As impressively as Apple’s iOS devices have evolved over the past year into direct rivals for both portable and TV-tethered game consoles, it’s unrealistic to expect even the best App Store games to fully rival the gameplay of top console releases — in other words, Gameloft’s new Modern Combat 3: Fallen Nation ($7) isn’t a full-fledged replacement for Activision’s $60 Modern Warfare 3. But if you’re a fan of first-person shooters, we strongly recommend that you check it out nonetheless, as it’s certainly amongst the most impressive examples of its genre yet released for Apple’s devices. Better yet, it’s a no-nonsense universal game with support for every Apple device sold over the past two years, so you don’t need to purchase it separately for an iPad and iPhone or iPod touch.
While obviously inspired by the high-grit Modern Warfare series, Modern Combat 3: Fallen Nation is, like Modern Combat 2, somewhat closer to Nintendo’s and Rare’s classic shooter Goldeneye 007 in execution: only rarely does the game depart from presenting you with shooting galleries full of well-armed but apparently not well-shielded enemies, and even then, the departures tend to be light on strategy and heavy on action—different types of shooting rather than anything requiring deep thinking. Before the game shifts away from its initial United States locales, you’ll enjoy a Modern Warfare-style night vision distance gunning mission in an airplane and a high-speed ATV/helicopter shooting mission from the back of a truck in the Alaskan woods, as well as multiple on-foot segments. Most of these segments involve swiping on the left of the screen to move, swiping at the center or right to change your head position, and using buttons near the middle and bottom of the screen to crouch, shoot, zoom in with your weapon’s sight or scope, or toss grenades.
In single-player mode, most of Modern Combat 3 involves a lot of walking, crouching behind cover, and popping out to shoot machine guns—most of what you’re shooting at is at least somewhat far away.
Unlike the prior Modern Combat titles, handgun and melee combat quickly come to feel trivialized in favor of assault weapons and the occasional use of a scope for sniper-like shots, while shotguns get seriously short shrift here throughout the first half of the game. On the rare occasion that you get to draw your knife on an enemy up close—sometimes with a button, sometimes in a slow-mo sequence with swipe gestures—you’ll see splashes of blood, just one of a number of “not for kids” elements in the game. Generally well-written and nicely voice acted with only small exceptions, the dialogue is peppered with profanity, making what otherwise feels like a more realistic episode of G.I. Joe feel a little more adult. A multiplayer mode features six maps and seven different modes ranging from deathmatches to bomb diffusion challenges, with both online and local Wi-Fi support.

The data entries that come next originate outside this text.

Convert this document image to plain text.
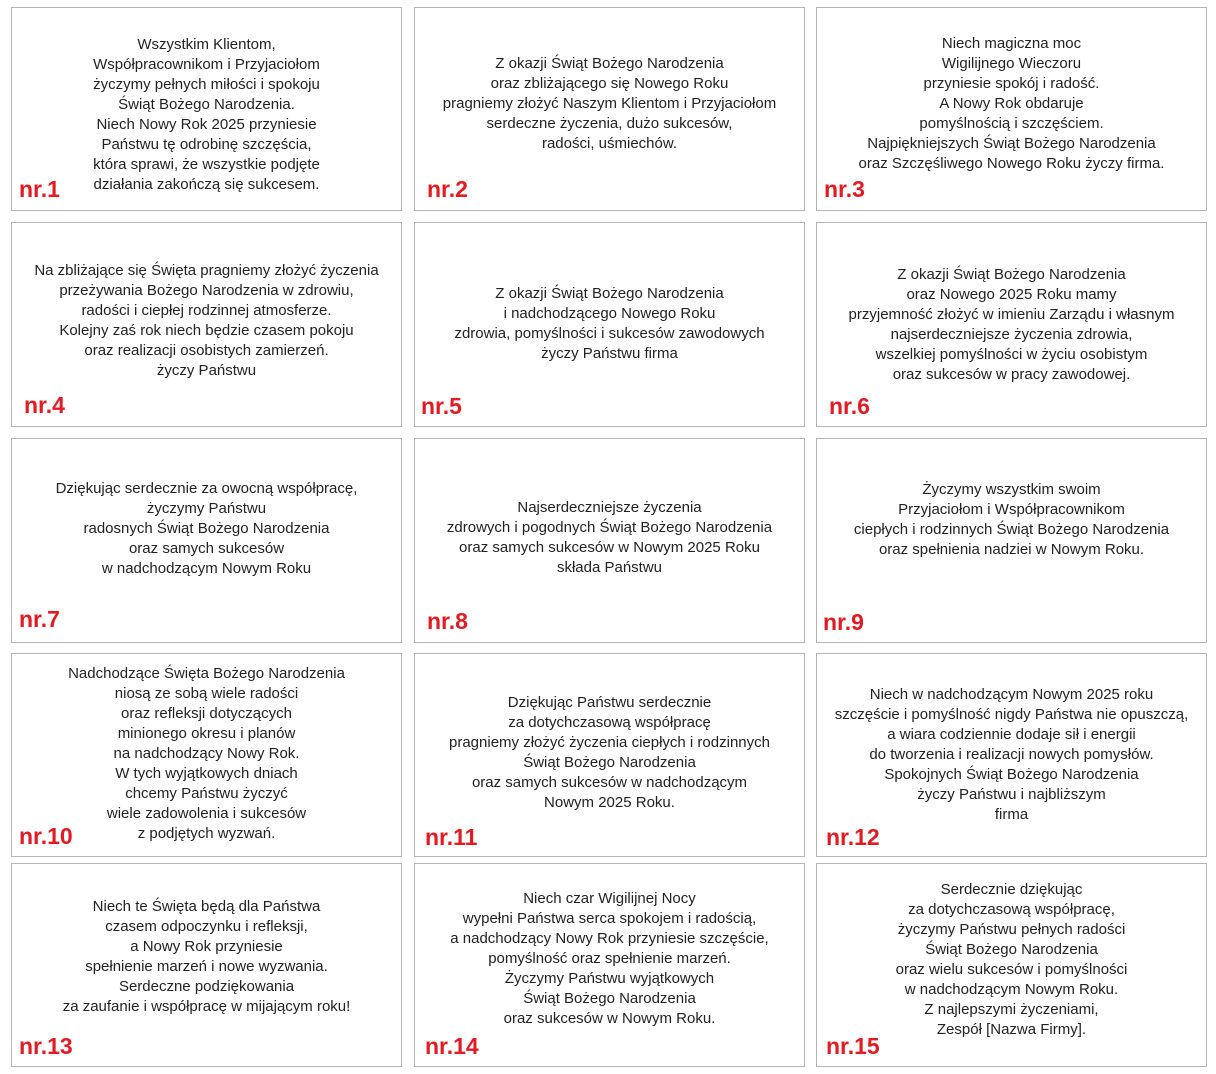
Wszystkim Klientom,
Współpracownikom i Przyjaciołom
życzymy pełnych miłości i spokoju
Świąt Bożego Narodzenia.
Niech Nowy Rok 2025 przyniesie
Państwu tę odrobinę szczęścia,
która sprawi, że wszystkie podjęte
działania zakończą się sukcesem.
nr.1
Z okazji Świąt Bożego Narodzenia
oraz zbliżającego się Nowego Roku
pragniemy złożyć Naszym Klientom i Przyjaciołom
serdeczne życzenia, dużo sukcesów,
radości, uśmiechów.
nr.2
Niech magiczna moc
Wigilijnego Wieczoru
przyniesie spokój i radość.
A Nowy Rok obdaruje
pomyślnością i szczęściem.
Najpiękniejszych Świąt Bożego Narodzenia
oraz Szczęśliwego Nowego Roku życzy firma.
nr.3
Na zbliżające się Święta pragniemy złożyć życzenia
przeżywania Bożego Narodzenia w zdrowiu,
radości i ciepłej rodzinnej atmosferze.
Kolejny zaś rok niech będzie czasem pokoju
oraz realizacji osobistych zamierzeń.
życzy Państwu
nr.4
Z okazji Świąt Bożego Narodzenia
i nadchodzącego Nowego Roku
zdrowia, pomyślności i sukcesów zawodowych
życzy Państwu firma
nr.5
Z okazji Świąt Bożego Narodzenia
oraz Nowego 2025 Roku mamy
przyjemność złożyć w imieniu Zarządu i własnym
najserdeczniejsze życzenia zdrowia,
wszelkiej pomyślności w życiu osobistym
oraz sukcesów w pracy zawodowej.
nr.6
Dziękując serdecznie za owocną współpracę,
życzymy Państwu
radosnych Świąt Bożego Narodzenia
oraz samych sukcesów
w nadchodzącym Nowym Roku
nr.7
Najserdeczniejsze życzenia
zdrowych i pogodnych Świąt Bożego Narodzenia
oraz samych sukcesów w Nowym 2025 Roku
składa Państwu
nr.8
Życzymy wszystkim swoim
Przyjaciołom i Współpracownikom
ciepłych i rodzinnych Świąt Bożego Narodzenia
oraz spełnienia nadziei w Nowym Roku.
nr.9
Nadchodzące Święta Bożego Narodzenia
niosą ze sobą wiele radości
oraz refleksji dotyczących
minionego okresu i planów
na nadchodzący Nowy Rok.
W tych wyjątkowych dniach
chcemy Państwu życzyć
wiele zadowolenia i sukcesów
z podjętych wyzwań.
nr.10
Dziękując Państwu serdecznie
za dotychczasową współpracę
pragniemy złożyć życzenia ciepłych i rodzinnych
Świąt Bożego Narodzenia
oraz samych sukcesów w nadchodzącym
Nowym 2025 Roku.
nr.11
Niech w nadchodzącym Nowym 2025 roku
szczęście i pomyślność nigdy Państwa nie opuszczą,
a wiara codziennie dodaje sił i energii
do tworzenia i realizacji nowych pomysłów.
Spokojnych Świąt Bożego Narodzenia
życzy Państwu i najbliższym
firma
nr.12
Niech te Święta będą dla Państwa
czasem odpoczynku i refleksji,
a Nowy Rok przyniesie
spełnienie marzeń i nowe wyzwania.
Serdeczne podziękowania
za zaufanie i współpracę w mijającym roku!
nr.13
Niech czar Wigilijnej Nocy
wypełni Państwa serca spokojem i radością,
a nadchodzący Nowy Rok przyniesie szczęście,
pomyślność oraz spełnienie marzeń.
Życzymy Państwu wyjątkowych
Świąt Bożego Narodzenia
oraz sukcesów w Nowym Roku.
nr.14
Serdecznie dziękując
za dotychczasową współpracę,
życzymy Państwu pełnych radości
Świąt Bożego Narodzenia
oraz wielu sukcesów i pomyślności
w nadchodzącym Nowym Roku.
Z najlepszymi życzeniami,
Zespół [Nazwa Firmy].
nr.15
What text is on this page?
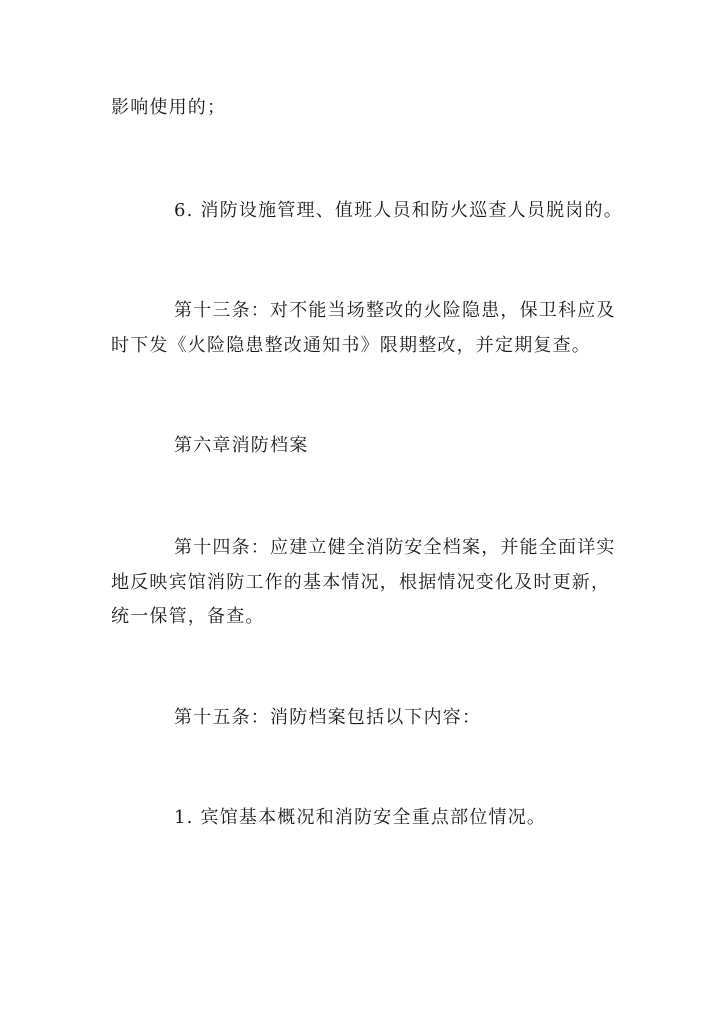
影响使用的；
6. 消防设施管理、值班人员和防火巡查人员脱岗的。
第十三条：对不能当场整改的火险隐患，保卫科应及
时下发《火险隐患整改通知书》限期整改，并定期复查。
第六章消防档案
第十四条：应建立健全消防安全档案，并能全面详实
地反映宾馆消防工作的基本情况，根据情况变化及时更新，
统一保管，备查。
第十五条：消防档案包括以下内容：
1. 宾馆基本概况和消防安全重点部位情况。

Modern Combat 3’s single biggest asset is its artwork, which is occasionally so impressive that you won’t be able to believe you’re seeing it on your iOS device.
On the iPad 2, the graphics engine looks particularly console-caliber, with representations of cities, forests, soldiers, and numerous vehicles that come closer than ever before to looking “real.” Judiciously used special effects let you enjoy watching numerous smoke trails, zipping bullets, and even ambient floating objects such as bits of dust and butterflies that keep the air around you from seeming like totally empty space.

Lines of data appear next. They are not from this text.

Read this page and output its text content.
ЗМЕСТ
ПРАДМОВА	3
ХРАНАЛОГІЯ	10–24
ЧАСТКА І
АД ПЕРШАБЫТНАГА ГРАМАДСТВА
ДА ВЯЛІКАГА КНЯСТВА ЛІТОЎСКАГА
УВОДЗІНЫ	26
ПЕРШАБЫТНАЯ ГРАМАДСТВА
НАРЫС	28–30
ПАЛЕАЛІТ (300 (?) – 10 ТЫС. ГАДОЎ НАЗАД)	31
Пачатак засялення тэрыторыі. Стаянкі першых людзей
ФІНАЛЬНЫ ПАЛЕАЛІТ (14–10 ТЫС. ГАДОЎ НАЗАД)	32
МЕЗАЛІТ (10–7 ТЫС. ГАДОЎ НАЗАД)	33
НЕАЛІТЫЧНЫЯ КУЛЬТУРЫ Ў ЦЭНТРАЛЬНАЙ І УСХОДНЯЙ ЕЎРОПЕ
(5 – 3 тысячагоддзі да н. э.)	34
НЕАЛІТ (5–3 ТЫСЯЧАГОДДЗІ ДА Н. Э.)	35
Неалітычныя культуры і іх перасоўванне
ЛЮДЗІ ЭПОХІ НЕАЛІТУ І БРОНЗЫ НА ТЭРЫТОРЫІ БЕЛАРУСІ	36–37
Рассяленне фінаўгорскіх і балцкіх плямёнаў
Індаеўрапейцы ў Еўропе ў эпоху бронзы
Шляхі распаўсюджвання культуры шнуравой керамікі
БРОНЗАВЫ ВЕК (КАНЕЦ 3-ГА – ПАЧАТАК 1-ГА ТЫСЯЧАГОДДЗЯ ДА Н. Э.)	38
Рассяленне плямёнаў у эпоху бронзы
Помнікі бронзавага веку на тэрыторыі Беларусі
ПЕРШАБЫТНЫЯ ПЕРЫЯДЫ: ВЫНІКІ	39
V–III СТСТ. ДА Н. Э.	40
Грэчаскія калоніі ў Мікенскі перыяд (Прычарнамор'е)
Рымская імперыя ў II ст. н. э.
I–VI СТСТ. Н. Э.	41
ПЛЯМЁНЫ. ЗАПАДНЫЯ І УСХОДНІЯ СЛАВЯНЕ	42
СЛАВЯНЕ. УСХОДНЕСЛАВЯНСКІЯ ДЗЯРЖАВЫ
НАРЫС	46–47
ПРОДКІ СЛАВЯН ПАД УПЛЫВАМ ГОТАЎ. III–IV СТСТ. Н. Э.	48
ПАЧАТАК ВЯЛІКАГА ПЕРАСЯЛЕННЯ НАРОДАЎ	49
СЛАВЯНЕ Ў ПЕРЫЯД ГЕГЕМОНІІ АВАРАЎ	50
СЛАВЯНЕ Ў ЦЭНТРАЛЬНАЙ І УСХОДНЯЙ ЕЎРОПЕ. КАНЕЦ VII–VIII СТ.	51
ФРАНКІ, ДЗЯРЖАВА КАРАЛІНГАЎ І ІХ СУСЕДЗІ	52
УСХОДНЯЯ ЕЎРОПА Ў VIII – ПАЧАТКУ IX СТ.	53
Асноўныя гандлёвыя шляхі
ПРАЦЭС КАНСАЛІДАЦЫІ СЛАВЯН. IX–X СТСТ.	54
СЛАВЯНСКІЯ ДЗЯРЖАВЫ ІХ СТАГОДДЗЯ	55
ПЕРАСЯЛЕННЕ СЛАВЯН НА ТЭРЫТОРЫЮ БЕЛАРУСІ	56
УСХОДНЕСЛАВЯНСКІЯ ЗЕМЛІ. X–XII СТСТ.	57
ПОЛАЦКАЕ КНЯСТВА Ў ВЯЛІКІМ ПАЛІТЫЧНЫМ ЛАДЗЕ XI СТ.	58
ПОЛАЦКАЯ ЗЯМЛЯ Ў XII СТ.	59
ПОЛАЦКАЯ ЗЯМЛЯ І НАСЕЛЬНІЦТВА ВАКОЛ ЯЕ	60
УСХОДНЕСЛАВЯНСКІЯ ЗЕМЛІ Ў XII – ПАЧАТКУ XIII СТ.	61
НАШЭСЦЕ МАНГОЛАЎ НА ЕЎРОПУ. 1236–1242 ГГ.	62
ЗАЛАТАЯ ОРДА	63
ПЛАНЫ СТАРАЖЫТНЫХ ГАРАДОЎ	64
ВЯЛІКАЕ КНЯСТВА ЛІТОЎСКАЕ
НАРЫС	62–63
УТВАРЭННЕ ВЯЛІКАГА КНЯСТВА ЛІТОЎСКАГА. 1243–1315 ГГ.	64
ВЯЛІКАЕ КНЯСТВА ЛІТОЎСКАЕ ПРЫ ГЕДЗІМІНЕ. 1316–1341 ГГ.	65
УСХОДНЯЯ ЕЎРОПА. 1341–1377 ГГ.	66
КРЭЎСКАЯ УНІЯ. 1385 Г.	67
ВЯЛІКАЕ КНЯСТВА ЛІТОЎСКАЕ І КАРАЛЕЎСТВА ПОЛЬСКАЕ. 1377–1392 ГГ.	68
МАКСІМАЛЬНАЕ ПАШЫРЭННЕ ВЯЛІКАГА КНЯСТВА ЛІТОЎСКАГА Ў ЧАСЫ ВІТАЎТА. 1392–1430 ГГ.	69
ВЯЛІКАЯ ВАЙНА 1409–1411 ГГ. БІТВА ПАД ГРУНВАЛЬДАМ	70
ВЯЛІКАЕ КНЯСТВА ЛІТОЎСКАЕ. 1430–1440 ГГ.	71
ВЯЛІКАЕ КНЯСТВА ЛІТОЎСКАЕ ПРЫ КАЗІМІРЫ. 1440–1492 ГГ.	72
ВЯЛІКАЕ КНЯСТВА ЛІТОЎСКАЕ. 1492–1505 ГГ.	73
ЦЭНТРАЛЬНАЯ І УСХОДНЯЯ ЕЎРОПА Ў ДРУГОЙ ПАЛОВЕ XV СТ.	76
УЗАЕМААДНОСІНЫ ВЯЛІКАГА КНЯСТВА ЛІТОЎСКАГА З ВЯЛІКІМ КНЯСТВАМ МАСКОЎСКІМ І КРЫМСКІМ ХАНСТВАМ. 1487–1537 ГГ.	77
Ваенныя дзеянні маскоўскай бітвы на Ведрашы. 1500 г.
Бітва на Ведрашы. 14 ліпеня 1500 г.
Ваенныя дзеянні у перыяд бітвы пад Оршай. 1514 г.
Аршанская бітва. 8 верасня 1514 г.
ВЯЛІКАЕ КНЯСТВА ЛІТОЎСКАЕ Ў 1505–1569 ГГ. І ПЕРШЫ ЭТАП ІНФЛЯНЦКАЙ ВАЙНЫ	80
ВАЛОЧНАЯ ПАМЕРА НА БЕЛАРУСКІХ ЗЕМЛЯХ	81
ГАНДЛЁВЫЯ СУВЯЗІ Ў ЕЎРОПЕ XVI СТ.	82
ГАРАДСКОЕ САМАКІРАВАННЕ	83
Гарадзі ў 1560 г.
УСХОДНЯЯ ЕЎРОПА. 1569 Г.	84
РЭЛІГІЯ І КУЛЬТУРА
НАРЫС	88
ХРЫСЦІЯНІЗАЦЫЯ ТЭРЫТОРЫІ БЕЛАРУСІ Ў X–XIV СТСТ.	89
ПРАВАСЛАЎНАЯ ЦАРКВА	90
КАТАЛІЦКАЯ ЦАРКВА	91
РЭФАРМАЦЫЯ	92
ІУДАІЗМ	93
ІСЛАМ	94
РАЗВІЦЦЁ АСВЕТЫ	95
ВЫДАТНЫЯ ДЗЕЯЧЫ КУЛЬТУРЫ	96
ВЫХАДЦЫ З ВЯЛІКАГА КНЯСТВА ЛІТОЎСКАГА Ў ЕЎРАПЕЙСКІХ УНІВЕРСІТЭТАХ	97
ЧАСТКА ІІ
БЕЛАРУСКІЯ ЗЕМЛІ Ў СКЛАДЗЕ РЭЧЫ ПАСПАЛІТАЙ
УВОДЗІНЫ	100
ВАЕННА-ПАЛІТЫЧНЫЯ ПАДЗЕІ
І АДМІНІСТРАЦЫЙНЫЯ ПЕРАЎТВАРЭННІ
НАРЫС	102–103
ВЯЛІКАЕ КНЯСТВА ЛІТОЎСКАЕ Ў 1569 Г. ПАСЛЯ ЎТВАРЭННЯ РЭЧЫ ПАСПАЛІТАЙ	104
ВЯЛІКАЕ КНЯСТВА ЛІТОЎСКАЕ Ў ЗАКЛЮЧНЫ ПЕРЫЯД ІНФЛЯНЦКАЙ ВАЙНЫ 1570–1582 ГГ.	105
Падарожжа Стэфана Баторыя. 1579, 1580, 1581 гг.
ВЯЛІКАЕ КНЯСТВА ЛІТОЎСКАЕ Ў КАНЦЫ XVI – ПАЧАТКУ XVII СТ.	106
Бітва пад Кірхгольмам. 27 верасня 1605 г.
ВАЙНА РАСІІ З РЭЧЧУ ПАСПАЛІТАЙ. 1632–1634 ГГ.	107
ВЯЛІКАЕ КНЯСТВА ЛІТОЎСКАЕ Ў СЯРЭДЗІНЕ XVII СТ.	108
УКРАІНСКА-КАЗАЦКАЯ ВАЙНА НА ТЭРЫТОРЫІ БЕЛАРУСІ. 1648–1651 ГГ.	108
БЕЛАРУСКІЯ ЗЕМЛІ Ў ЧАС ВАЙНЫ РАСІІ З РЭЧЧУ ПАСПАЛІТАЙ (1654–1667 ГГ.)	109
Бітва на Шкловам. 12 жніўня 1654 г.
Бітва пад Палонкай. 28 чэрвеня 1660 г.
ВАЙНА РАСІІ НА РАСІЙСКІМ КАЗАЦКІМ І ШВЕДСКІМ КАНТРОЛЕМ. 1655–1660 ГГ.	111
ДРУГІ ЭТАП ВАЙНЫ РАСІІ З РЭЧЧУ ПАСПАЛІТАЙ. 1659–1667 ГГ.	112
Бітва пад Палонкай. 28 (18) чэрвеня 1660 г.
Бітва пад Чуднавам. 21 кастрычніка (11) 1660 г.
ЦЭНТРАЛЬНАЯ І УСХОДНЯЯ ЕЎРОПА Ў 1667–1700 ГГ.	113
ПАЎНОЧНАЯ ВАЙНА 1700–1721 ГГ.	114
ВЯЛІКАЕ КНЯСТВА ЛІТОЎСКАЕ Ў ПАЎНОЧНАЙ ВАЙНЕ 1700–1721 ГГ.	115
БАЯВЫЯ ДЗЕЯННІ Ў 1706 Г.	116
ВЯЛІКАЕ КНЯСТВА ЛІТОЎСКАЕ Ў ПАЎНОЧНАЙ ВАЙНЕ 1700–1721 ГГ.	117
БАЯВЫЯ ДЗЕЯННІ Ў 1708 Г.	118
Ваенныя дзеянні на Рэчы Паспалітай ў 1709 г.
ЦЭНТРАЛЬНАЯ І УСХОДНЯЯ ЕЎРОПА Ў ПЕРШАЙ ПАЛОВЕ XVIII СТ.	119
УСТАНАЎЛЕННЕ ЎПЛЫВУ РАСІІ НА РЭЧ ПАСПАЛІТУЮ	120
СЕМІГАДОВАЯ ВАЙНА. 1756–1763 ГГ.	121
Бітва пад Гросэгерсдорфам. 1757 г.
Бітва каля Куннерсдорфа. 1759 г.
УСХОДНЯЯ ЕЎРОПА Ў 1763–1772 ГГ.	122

Moreso than in the prior Modern Combat titles, the early “American invasion” missions set in suburban Los Angeles battlefields are almost chilling, depicting residential neighborhoods and even the inside of a nicely appointed home, pointing you to destroy an anti-aircraft gun positioned near a swimming pool and tennis courts. By the time you’re scoping out a boat in the arctic, complete with believable ice drifts outside and dark, tunnel-like corridors inside, you’ll be completely invested in the atmosphere and excited to see whatever’s next. Character artwork similarly looks extremely detailed, with enough polygons and texture detail to make your allies and enemies look good even up close.
Modern Combat 3 diverges most from pure shooting action in its semi-interactive intermission sequences, which are often incredibly impressive visually; you’re rarely given the freedom to move your head around a la Modern Warfare’s intermissions, but what’s put directly in front of your eyes is generally worth seeing—helicopter and airplane drops give you the chance to experience the world around the military transports you’re flying in. Other sequences offer no shortage of opportunities to see your character knocked out by explosions, scaling fences, or even dealing with a parachute failure in the middle of an air drop, sometimes with the opportunity to swipe in different directions to move the action forward.
If Modern Combat 3 has any obvious failing, it’s that these sequences and the rest of the game have been so simplified and stripped of nuance that the only skills you’ll need halfway through the 13-mission game are the same ones you arrived with.